Author: Geoff Boeing
import networkx as nx
import osmnx as ox
import pandas as pd
ox.__version__
# get the network for Piedmont, calculate its basic stats, then show the average circuity
stats = ox.basic_stats(ox.graph_from_place("Piedmont, California, USA"))
stats["circuity_avg"]
To calculate density-based stats, you must also pass the network's bounding area in square meters (otherwise basic_stats() will just skip them in the calculation):
# get the street network for a place, and its area in square meters
place = "Piedmont, California, USA"
gdf = ox.geocode_to_gdf(place)
area = ox.project_gdf(gdf).unary_union.area
G = ox.graph_from_place(place, network_type="drive")
# calculate basic and extended network stats, merge them together, and display
stats = ox.basic_stats(G, area=area)
pd.Series(stats)
Streets/intersection counts and proportions are nested dicts inside the stats dict.
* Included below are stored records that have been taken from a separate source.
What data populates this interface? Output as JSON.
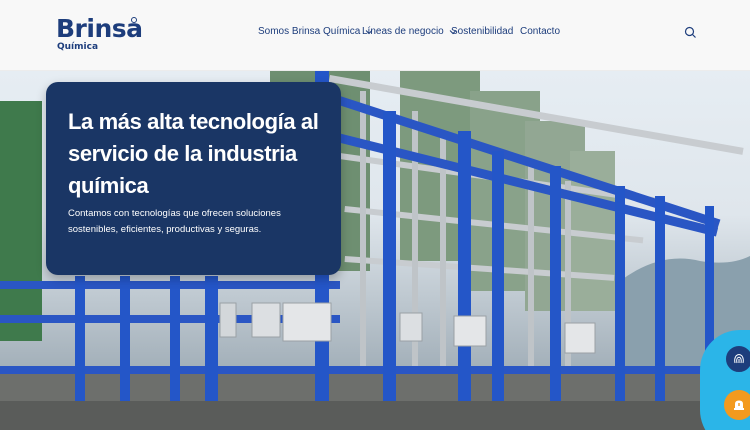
{
  "brand": {
    "name": "Brinsa",
    "subtitle": "Química",
    "color": "#1d3d7c"
  },
  "nav": {
    "items": [
      {
        "label": "Somos Brinsa Química",
        "has_dropdown": true
      },
      {
        "label": "Líneas de negocio",
        "has_dropdown": true
      },
      {
        "label": "Sostenibilidad",
        "has_dropdown": false
      },
      {
        "label": "Contacto",
        "has_dropdown": false
      }
    ],
    "search_icon": "search-icon"
  },
  "hero": {
    "title": "La más alta tecnología al servicio de la industria química",
    "description": "Contamos con tecnologías que ofrecen soluciones sostenibles, eficientes, productivas y seguras.",
    "card_color": "#1a3665"
  },
  "floating": {
    "fingerprint_icon": "fingerprint-icon",
    "alert_icon": "alarm-icon",
    "accent": "#2bb5e8",
    "alert_color": "#f39a1e"
  }
}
To convert these stats to a pandas dataframe (to compare/analyze multiple networks against each other), just unpack these nested dicts first:
# unpack dicts into individiual keys:values
stats = ox.basic_stats(G, area=area)
for k, count in stats["streets_per_node_counts"].items():
stats[f"{k}way_int_count"] = count
for k, proportion in stats["streets_per_node_proportions"].items():
stats[f"{k}way_int_prop"] = proportion
# delete the no longer needed dict elements
del stats["streets_per_node_counts"]
del stats["streets_per_node_proportions"]
# load as a pandas dataframe
pd.DataFrame(pd.Series(stats, name="value")).round(3)
# calculate betweenness with a digraph of G (ie, no parallel edges)
bc = nx.betweenness_centrality(ox.get_digraph(G), weight="length")
max_node, max_bc = max(bc.items(), key=lambda x: x[1])
max_node, max_bc
In the city of Piedmont, California, the node with the highest betweenness centrality has ~31% of all shortest paths running through it. Let's highlight it in the plot:
nc = ["r" if node == max_node else "w" for node in G.nodes]
ns = [80 if node == max_node else 15 for node in G.nodes]
fig, ax = ox.plot_graph(G, node_size=ns, node_color=nc, node_zorder=2)
~30% of all shortest paths run through the node highlighted in red. Let's look at the relative betweenness centrality of every node in the graph:
# add the betweenness centraliy values as new node attributes, then plot
nx.set_node_attributes(G, bc, "bc")
nc = ox.plot.get_node_colors_by_attr(G, "bc", cmap="plasma")
fig, ax = ox.plot_graph(
G,
node_color=nc,
node_size=30,
node_zorder=2,
edge_linewidth=0.2,
edge_color="w",
)
Above, the nodes are visualized by betweenness centrality, from low (dark violet) to high (light yellow). The colors in the colorspace are linearly mapped to the attribute values.